The nosort contextual keyword marks a user-defined process as order-independent. Such a process is called without specifying a sort or scan option. Such a process cannot declare keep variables.

def nosort process mySquaredSum(x : number) with // 'x' is a vector
  y  = sum(x)
  return y^2

table T = extend.range(3)

x = mySquaredSum(T.N) // no 'sort' required here

show scalar "Squared Sum" a1b1 with x // 36

Many, but not all, aggregators are built-in nosort processes (ex: sum, avg, min, max, stdev, stdevp).

A nosort process can only call other nosort proccess, either built-in or user-defined.

The intent behind the nosort keyword is to allow more performant execution by explicitly removing the order of the input vectors of the process when applicable.
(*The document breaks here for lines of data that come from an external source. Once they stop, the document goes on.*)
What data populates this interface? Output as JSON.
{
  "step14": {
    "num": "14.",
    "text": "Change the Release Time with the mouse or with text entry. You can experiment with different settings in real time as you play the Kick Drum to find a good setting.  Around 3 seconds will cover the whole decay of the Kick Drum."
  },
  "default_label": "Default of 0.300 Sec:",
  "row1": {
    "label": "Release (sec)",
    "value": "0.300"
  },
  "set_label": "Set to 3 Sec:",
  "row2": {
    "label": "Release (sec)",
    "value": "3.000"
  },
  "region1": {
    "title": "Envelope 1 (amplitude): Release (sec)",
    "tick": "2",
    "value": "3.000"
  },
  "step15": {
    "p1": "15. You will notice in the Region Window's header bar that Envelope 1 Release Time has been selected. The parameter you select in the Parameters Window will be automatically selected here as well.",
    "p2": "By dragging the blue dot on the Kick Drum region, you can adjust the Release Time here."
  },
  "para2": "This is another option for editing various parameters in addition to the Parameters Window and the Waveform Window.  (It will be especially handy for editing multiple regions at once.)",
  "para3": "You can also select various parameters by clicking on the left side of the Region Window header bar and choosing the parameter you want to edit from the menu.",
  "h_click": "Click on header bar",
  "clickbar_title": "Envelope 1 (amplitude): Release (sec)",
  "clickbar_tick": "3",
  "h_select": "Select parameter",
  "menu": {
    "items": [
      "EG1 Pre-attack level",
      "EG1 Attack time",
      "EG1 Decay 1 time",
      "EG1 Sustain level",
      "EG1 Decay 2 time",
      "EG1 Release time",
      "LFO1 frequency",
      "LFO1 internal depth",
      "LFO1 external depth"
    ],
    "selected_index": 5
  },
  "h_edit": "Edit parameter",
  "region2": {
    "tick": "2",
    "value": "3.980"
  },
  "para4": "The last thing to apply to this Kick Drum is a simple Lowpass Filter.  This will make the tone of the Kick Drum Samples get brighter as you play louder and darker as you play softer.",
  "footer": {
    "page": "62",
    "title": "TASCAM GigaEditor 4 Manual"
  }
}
The code above can be rewritten without the nosort option as:

def process mySquaredSum(x : number) with // 'x' is a scalar
  keep y = 0 // state of the process
  y = y + x
  return y^2
 
table T = extend.range(3)
 
x = mySquaredSum(T.N) sort 1 // dummy sort

show scalar "Squared Sum" a1b1 with x // 36

In practice, the use of the nosort option is expected to be relatively rare in regular Envision code. Its purpose is mostly to mark special functions (aggregators) that are implemented in ways where ordering is provability irrelevant (associativity).